Ох-хо-хошеньки! Смех и грех. Почесть, круглый год вся деревня не работала. Так весь год на печках лежали. Значит, там в устье Ковы, где она в Шунгулеш вбегает, улово громадное. Вот уловом этим и жили. Как лед станет, они зашевелились на печках, зашевелились, пролубя наделали с передыхом и давай корзинами да сетями, чем, то есть, попало, налима таскать из-подо льда. Сети по ем протягивают, нахратят бедного. У каждого свои лунки были, свои подводы, свои снасти. А он со всей области собирается туда на зимовку. Такая тварь ленивая, сплывает туда в улово, и весь тут. Грузят они возы – и пошел в города и в деревни, в городах на деньги мануфактуру, в деревнях на продукты питания. Так и жили, пока налим не кончился.

– Был, был столько лет, а потом и кончился?

– А им дали план, а они его каждый год да вдесятеро перевыполняли. После-то коллективизации когда. Перевыполняли, перевыполняли, чтобы, значит, им на печках лежать, а не работать остальное время, а теперь налима нету, пришлось и землю пахать! И правильно, пьяницы все были, плясуны, песенники. Месяц в году работали. Такая удача была, истинная правда! Налимьи печенки, их и звали так. Пьяницы.

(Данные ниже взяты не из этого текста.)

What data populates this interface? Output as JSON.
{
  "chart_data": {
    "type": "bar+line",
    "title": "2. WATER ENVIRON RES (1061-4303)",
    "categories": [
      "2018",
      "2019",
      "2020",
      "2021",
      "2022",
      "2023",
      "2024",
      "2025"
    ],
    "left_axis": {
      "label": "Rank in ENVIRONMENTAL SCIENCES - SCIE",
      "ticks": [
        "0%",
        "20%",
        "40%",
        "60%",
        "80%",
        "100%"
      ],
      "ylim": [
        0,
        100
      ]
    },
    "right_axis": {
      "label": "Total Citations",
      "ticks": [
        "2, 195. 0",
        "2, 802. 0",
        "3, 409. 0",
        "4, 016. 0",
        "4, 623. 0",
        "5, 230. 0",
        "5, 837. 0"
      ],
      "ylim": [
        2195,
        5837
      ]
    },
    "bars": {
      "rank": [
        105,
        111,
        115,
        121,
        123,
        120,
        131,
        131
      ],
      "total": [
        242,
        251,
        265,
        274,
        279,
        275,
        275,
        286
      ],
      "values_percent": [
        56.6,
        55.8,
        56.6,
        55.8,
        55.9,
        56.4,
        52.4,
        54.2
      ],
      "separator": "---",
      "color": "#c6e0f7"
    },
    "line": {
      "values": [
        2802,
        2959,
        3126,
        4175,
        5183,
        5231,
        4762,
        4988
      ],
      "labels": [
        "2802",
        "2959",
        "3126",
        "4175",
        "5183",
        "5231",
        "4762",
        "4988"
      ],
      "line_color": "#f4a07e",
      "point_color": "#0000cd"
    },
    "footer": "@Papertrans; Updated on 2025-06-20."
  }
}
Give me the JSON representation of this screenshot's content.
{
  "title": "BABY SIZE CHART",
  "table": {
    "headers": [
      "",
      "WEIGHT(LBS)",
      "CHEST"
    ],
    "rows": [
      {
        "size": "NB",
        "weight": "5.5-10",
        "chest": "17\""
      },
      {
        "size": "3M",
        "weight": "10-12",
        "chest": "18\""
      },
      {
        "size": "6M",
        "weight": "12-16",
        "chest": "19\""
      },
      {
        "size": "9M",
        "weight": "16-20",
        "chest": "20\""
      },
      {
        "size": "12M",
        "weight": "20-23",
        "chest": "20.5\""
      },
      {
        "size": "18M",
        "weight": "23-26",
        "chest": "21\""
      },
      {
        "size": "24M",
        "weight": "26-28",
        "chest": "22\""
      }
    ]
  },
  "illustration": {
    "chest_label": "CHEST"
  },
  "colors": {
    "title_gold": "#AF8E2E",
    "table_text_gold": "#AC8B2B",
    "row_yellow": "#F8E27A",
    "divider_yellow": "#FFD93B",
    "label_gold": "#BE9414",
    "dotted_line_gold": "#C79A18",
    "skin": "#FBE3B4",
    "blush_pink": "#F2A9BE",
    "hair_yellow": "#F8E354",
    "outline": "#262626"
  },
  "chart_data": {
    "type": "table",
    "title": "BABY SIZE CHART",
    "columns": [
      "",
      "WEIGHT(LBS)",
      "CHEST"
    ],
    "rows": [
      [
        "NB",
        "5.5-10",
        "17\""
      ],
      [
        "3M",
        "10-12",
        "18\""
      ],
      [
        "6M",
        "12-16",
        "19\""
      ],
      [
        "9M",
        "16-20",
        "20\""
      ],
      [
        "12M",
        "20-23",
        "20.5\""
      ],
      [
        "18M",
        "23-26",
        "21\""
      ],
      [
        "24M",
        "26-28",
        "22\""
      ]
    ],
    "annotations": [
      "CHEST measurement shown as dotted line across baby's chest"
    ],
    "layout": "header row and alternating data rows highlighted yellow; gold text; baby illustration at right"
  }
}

А уж чтоб медведя за уши держать – это глухаришше как пестеришше. Из моих-то двадцати семи, которые и до печки наскакивали, а чтобы по два часа бороться, не знаю. Окромя того, что медведь меня чуть не задавил и руку измусолил, про борьбу не скажу. Я с ним не боролся, он меня просто не доел. Пусть поборются на моих глазах, иначе не поверю. Такие же, как я, обглодки. Не доел да сплюнул, вот и вся недолга. Князь – тот резал, это точно, но таких, как Кирша, мужиков давно не родится. У него окромя того, что сила была медвежья, у него и ловкость была. Я его стариком знал, считай, но быстроты такой у того же медведя не видал. Рябчик сзади вылетит, порх, а он уже стрелил и убил, а я только шею повернул, во как! Говорим мы с тобой, говорим, а медведь-то лежит слушает, наверное?

– Завтра спросим.

– Не говорить нельзя, скучно. Вот Муховей рассказывал. Как-то он сезон отходил с шурьями, с братьями Рукосуевыми, Клава-то ихняя сестра, жена его, с Алешкой да с Сашкой. Вот уж натерпелся. Молчат как пеньки. Он говорил один, говорил, неделю говорил – молчат. Ну, думает, тоже буду молчать. Уперся, неделя проходит, молчат, чай пьют как люди и молчат. Муховей уж едва держится, а молчит тоже. Извелся! Все же заговорили!